The superinfection-exclusion mechanism has been described in several lysogens and it can be mediated by lipoproteins, among other types of proteins. We searched the mEpimmI genomes for lipoprotein genes through the identification of the lipobox signature motif ([LVI][ASTVI][GAS][C]), which is recognized by the lipoprotein signal peptidase (Lsp) that cleaves the signal peptide and promotes further allocation of the lipoprotein on the bacterial membrane (LoVullo et al., 2015). Our results indicated that 40 out of the 48 mEpimmI phages contain at least one gene that putatively codes for a lipoprotein. A multiple alignment of the predicted lipoproteins allowed the identification of four sequence types (Figure 9A). Two of these types were represented in the phages sequenced in this work: type-A lipoprotein was found in mEp021 and mEp515, and the respective amino acid sequences were identical; we selected the coding gene from mEp021, as this is the mEpimmI archetype phage that has been best described so far.

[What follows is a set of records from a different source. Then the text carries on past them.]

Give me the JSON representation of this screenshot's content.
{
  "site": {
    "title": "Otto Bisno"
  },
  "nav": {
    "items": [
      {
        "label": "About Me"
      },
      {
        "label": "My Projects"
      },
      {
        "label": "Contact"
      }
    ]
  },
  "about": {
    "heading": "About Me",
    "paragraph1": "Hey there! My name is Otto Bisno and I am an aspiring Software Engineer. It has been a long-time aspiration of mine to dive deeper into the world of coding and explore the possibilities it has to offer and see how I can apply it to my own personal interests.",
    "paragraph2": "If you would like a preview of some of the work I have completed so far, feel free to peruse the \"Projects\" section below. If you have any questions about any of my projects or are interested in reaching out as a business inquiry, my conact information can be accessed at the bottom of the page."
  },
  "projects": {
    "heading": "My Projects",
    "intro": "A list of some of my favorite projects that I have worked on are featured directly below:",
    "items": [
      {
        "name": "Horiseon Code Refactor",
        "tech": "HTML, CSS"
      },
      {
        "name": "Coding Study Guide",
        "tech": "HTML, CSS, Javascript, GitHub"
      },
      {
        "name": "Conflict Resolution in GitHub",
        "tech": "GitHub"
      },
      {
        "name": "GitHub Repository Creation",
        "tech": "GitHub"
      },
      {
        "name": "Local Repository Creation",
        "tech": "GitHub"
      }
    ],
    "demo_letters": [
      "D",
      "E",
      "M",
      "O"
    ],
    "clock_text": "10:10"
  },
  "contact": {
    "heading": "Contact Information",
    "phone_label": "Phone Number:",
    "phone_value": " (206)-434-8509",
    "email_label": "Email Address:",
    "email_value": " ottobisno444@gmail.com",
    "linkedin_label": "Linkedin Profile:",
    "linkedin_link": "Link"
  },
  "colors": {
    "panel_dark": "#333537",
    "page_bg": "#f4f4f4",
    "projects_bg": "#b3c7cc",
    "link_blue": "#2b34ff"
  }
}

Type-C lipoproteins were found in mEp010, mEp013, mEp044 and mEp554, and the respective amino acid sequences were not identical: the mEp013 lipoprotein harbored a K > G substitution at position 2, the mEp044 an A > S substitution at position 11, the mEp554 lipoprotein displayed a Q > H substitution at position 38 and a conservative substitution V > I at position 40 (see Figure 9A). The consensus sequence of this alignment corresponded to that of the mEp010 lipoprotein, which contained the most conserved amino acids in each position in relation to the other lipoprotein sequences of this type. In addition, the mEp010 phage was the most distant to the archetype phage mEp021 in the ViPTree analysis (Supplementary Figure S4A), therefore we selected its lipoprotein coding gene as representative for the type-C lipoproteins. We cloned the aforementioned genes in an expression vector in order to assess their function through phage infection assays (Arguijo-Hernández et al., 2018), and the results showed that the mEp021 type-A lipoprotein (Lpp021) excluded phages mEp021 and mEp515, while the mEp010 type-C lipoprotein (Lpp010) was able to exclude phages mEp010, mEp044, mEp554 and λ (Figure 9B).

Figure 9
www.frontiersin.org

Figure 9. Lpp lipoproteins mediate mEpimmI phage exclusion. (A) Alignment of the Lpp predicted lipoprotein sequences of 40 phages and prophages. The lipo-box motifs are shown in black dashed boxes, the cleavage sites are indicated with red arrows; once processed, the protein starts with cysteine, and the subsequent residue determines the final location of the lipoprotein. (B) Infection assays using W3110 strains transformed with pLpp021 or pLpp010 plasmids that express the lipoproteins Lpp021 or Lpp010, respectively. Serial dilutions of phages were spotted onto distinct bacterial lawns, and the formation of lysis spots indicating phage development was evaluated. Expression of Lpp021 inhibited phages mEp021 and mEp515, while Lpp010 inhibited phages mEp010, mEp044, mEp554, and λ. None of the tested lipoproteins could inhibit the development of phage mEp013.

4 Discussion

Phages of the order Caudoviricetes (tailed virus) have been reported as the most frequent communities in both healthy individuals and inflammatory bowel syndrome patients; consistently, the morphotypes myovirus, podovirus and siphovirus were recognized as the most predominant entities in gut (Ansari et al., 2020; Coughlan et al., 2021). As such, the mEpimmI phages were found to be as prevalent as the lambdoid phages in clinical samples of human feces (Kameyama et al., 1999), and we also identified complete and incomplete homologous phage genomes in two metagenome projects (NCBI Bioprojects 285453 and 862966, registered in 2015 and 2022, respectively) (Tisza and Buck, 2021). We started the characterization of these phages using mEp021 as a representative of the group, due to its ability to induce a hemolytic phenotype in its E. coli MC4100 lysogen, which is mediated by the phage-encoded Ipe protein (Kameyama et al., 2001; Martínez-Peñafiel et al., 2012). In addition, mEp021 has an antitermination mechanism similar to that of λ, but with the use of three different nut sites instead of the typical two (Valencia-Toxqui et al., 2023).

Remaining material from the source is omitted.